America turns the page

WASHINGTON — Fireworks exploding spectacularly over a nearly deserted National Mall on Wednesday evening closed a nail-biting day for the United States and its longstanding experiment in democracy.

Just two weeks after a bloodthirsty mob stormed the Capitol with plans to take national leaders hostage and worse, President Joe Biden stood upon the West Front of that very building and declared, “This is a triumph not of a candidate but of a cause, the cause of democracy. We have learned again that democracy is precious, democracy is fragile, and at this moment, my friends, democracy has prevailed.”

But as he and Vice President Kamala Harris emphasized throughout the day, the work is just beginning. 

“We face an attack on democracy and on truth,” Biden said. “A raging virus. Growing inequity. The sting of systemic racism. A climate in crisis. America’s role in the world. Any one of these would be enough to challenge us in profound ways. But the fact is we face them all at once, presenting this nation with the gravest of responsibilities. Now we must step up.”

What does that look like? Community organizers, public health experts, climate advocates and scholars have some ideas. And the Biden-Harris administration has laid out an ambitious 100-Day plan to tackle all of the country’s crises at once.

They have something to build on: the country appears to have turned back a rising authoritarian tide after the “guardrails of democracy” were battered and tested under a Trump administration that did everything it could to rip them out. 

As scholar Ruth Ben-Ghiat said as part of the Renew Democracy Initiative Challenge event Tuesday, “We interrupted a process of authoritarian capture of state and society, and that is something to be celebrated.”

The democratic revival was made possible by one of the greatest surges of voter participation in American history. Black voting rights organizers in Georgia set a high bar, joined by Native organizers in Arizona, Muslim organizers in Michigan and Pennsylvania, young poll worker volunteers, secretaries of state from both major parties and civil rights attorneys nationwide. 

They braved a rising white nationalist movement fueled by the Trump administration and its allies, driven to acts of violence by fascist rallies, right-wing media and well-funded digital disinformation campaigns. After Biden was declared the winner of the election, the movement galvanized around a “Stop the Steal” propaganda effort embraced by a significant number of Republican members of Congress that culminated in the Jan. 6 attack on the Capitol, which intended to disrupt the peaceful transition of power.

While that anti-democratic movement persists, Democrats’ control of the White House and both chambers of Congress will provide a base of power to fortify the system against further attacks.
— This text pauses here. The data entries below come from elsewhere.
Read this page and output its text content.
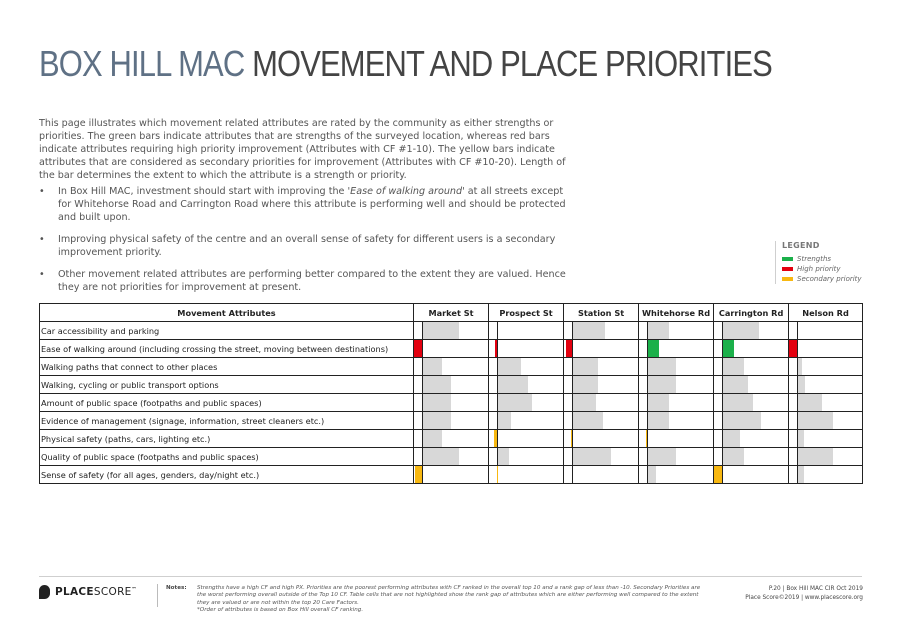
BOX HILL MAC MOVEMENT AND PLACE PRIORITIES

This page illustrates which movement related attributes are rated by the community as either strengths or priorities. The green bars indicate attributes that are strengths of the surveyed location, whereas red bars indicate attributes requiring high priority improvement (Attributes with CF #1-10). The yellow bars indicate attributes that are considered as secondary priorities for improvement (Attributes with CF #10-20). Length of the bar determines the extent to which the attribute is a strength or priority.

• In Box Hill MAC, investment should start with improving the 'Ease of walking around' at all streets except for Whitehorse Road and Carrington Road where this attribute is performing well and should be protected and built upon.
• Improving physical safety of the centre and an overall sense of safety for different users is a secondary improvement priority.
• Other movement related attributes are performing better compared to the extent they are valued. Hence they are not priorities for improvement at present.
LEGEND
Strengths
High priority
Secondary priority
Movement Attributes	Market St		Prospect St		Station St		Whitehorse Rd		Carrington Rd		Nelson Rd	
Car accessibility and parking		

Ease of walking around (including crossing the street, moving between destinations)	

Walking paths that connect to other places		

Walking, cycling or public transport options		

Amount of public space (footpaths and public spaces)		

Evidence of management (signage, information, street cleaners etc.)		

Physical safety (paths, cars, lighting etc.)		

Quality of public space (footpaths and public spaces)		

Sense of safety (for all ages, genders, day/night etc.)	

PLACESCORE™	Notes: Strengths have a high CF and high PX. Priorities are the poorest performing attributes with CF ranked in the overall top 10 and a rank gap of less than -10. Secondary Priorities are the worst performing overall outside of the Top 10 CF. Table cells that are not highlighted show the rank gap of attributes which are either performing well compared to the extent they are valued or are not within the top 20 Care Factors.
*Order of attributes is based on Box Hill overall CF ranking.
P.20 | Box Hill MAC CIR Oct 2019
Place Score©2019 | www.placescore.org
Proposed solutions include:

  • Holding all involved in the insurrection accountable. The FBI has arrested more than 100 members of the mob and expects to arrest many more. House Speaker Nancy Pelosi announced Thursday that Democrats would lead an investigation into the involvement of members of Congress. “There will be prosecution if they aided and abetted an insurrection in which people died,” she said. And former President Trump has been impeached for a second time on the charge of “willful incitement of insurrection” with a trial forthcoming.
  • Passing election reform legislation known as H.R. 1 which tackles voter suppression, gerrymandering and special interest campaign funding. The John Lewis Voting Rights Advancement Act (H.R. 4), would reinstate a portion of the 1965 Voting Rights Act struck down by the Supreme Court in 2013.
  • Committing to racial justice and pushing reforms that dismantle institutional racism. One of President Biden’s first acts in the Oval Office was the signing of an executive order directing a “comprehensive approach to advancing equity for all, including people of color and others who have been historically underserved, marginalized, and adversely affected by persistent poverty and inequality.” 
  • Deradicalizing Americans who have been taken in by QAnon and other disinformation movements while continuing to disrupt the funding for extremist groups who took part in the Capitol attack.
  • Addressing underlying economic turmoil that has pushed so many Americans to the brink. Rebuilding rural America, with jobs that pay a living wage – be it in the coal country, or the once-prosperous manufacturing bases across the country. Calls for stepped-up government stimulus and cancellation of student debt have become louder as the pandemic has hit low-wage workers especially hard. 

At the same time, Americans will continue to grapple with the national trauma of more than 400,000 deaths due to COVID-19 and haunted thoughts of what might have been as millions of people continue to self-quarantine.

And they will carry the memory of the day when, beyond the checkpoints and steel fences, perched upon the face of the Capitol, a new administration committed to building “a more perfect union” defied an insurrection to take the helm of a damaged nation.